Deux ans sont passés sans le voir. Sans que je puisse avoir la chance d'entendre sa voix. Rien pendant deux ans. J'essayais discrètement d'avoir de ses nouvelles par sa sœur. Je ne lui avais rien dis sur ma nuit passée avec son frère. Je craignais qu'elle m'en veuille et je ne voulais pas la perdre, mais je détestais également lui cacher tout ça, seulement avais-je vraiment le choix ? Je me rappelle du jour où elle était arrivée, un grand sourire aux lèvres en m'annonçant que son frère allait rentré, et cette fois pour de bon ! Je m'étais retenu de trop sourire, cela lui aurait paru louche puisque pour elle je n'avais jamais parlé trop à son frère. Je m'étais contenté de lui dire que j'étais super heureuse pour elle, qu'il avait dû lui manqué, mais je n'avais pas pu m'empêcher de me dire qu'à moi aussi il m'avait terriblement manqué. Je n'arrêtais pas de penser à lui, à notre nuit ensemble avant qu'il ne parte. En deux ans, je n'avais pas pu penser à un autre que lui. Je m'étais demandé chaque jour comment il allait, à qui il pouvait penser. Avait-il oublié cette nuit là ? M'avait-il oublié ? Avait-il rencontré quelqu'un d'autre ? Je ne pouvais pas m'empêcher de penser que mes chances étaient foutues avec lui. Nous n'avions passé qu'une nuit ensemble après tout, ce n'était probablement pas grand chose pour lui. Ou peut-être que non finalement...

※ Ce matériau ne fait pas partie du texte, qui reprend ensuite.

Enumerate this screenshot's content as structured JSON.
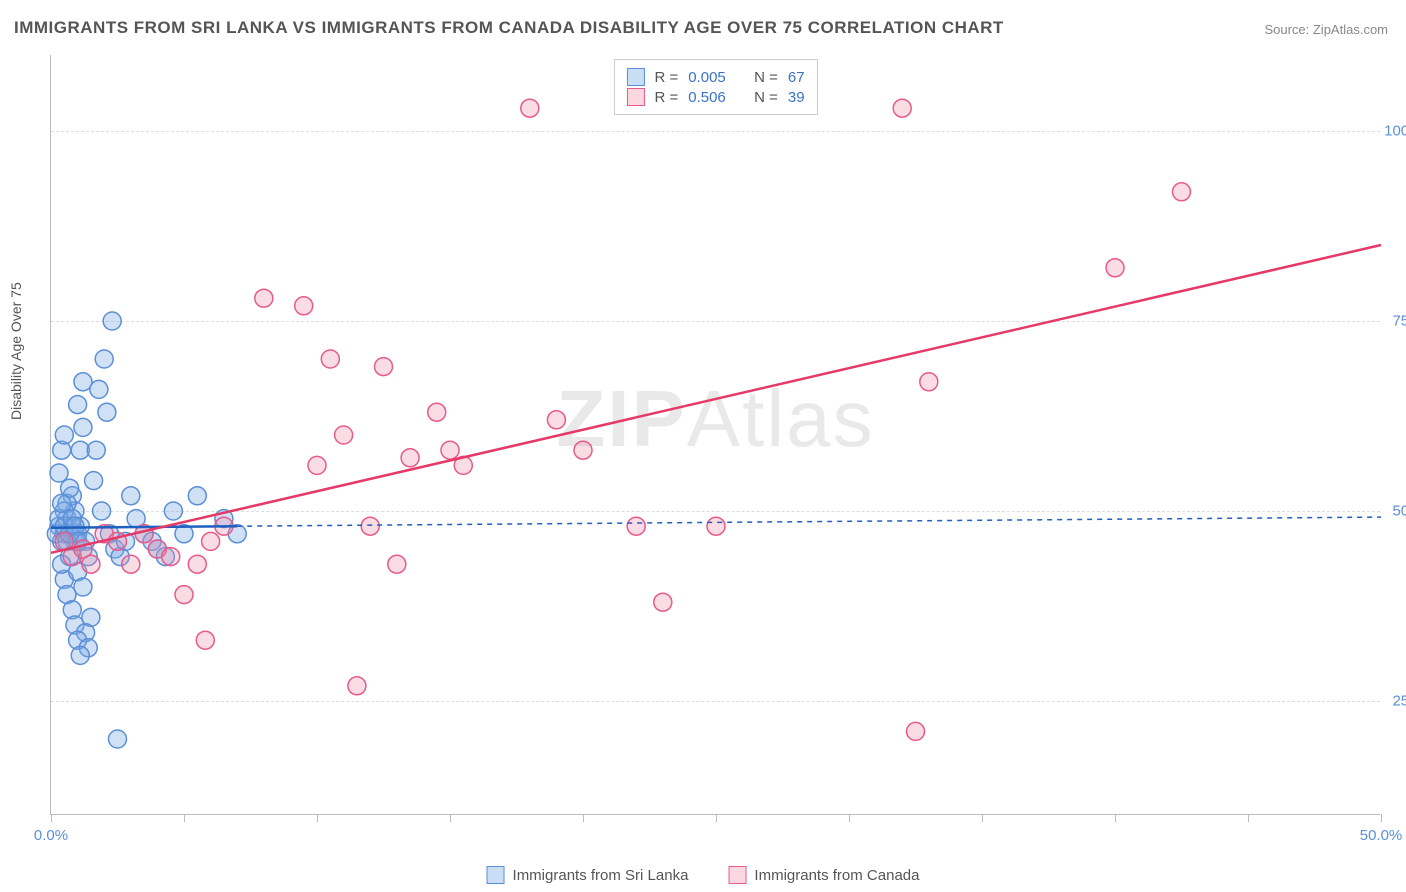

Je le revois encore passer la porte d'entrée, son bagage à la main. Sa sœur lui avait sauté dans les bras, je me rappelle que les voir aussi proches tout les deux m'avait touché. J'avais toujours voulu avoir un frère, mais on n'a pas toujours ce qu'on veut dans la vie... Ma meilleure amie était tellement excitée de revoir son frère, qu'elle prit sa valise et la monta rapidement dans sa chambre, pour qu'ils puissent ensuite aller faire un tour. Alors je m'étais retrouvé seule, face à lui. Mon regard était plongé dans le sien. J'attendais un geste, une parole, quelque chose de sa part. Mais rien. Alors je me suis décidé à parler. «
Tu m'as manqué Caleb... vraiment manqué. » Silencieux, il s'était approché de moi, remettant une mèche de cheveux derrière mon oreille. J'eus le plaisir de pouvoir gouter à nouveau ses lèvres. Ces lèvres que je n'avais pu embrasser durant deux longues années. Mon cœur s'était mit à battre plus rapidement, comme si tout ce temps il l'avait attendu. Nous étions là, prenant le risque que sa sœur nous surprenne, mais à dire vrai, on s'en fichait royalement à ce moment précis. Vous n'imaginez pas à quel point deux années pouvaient être longues.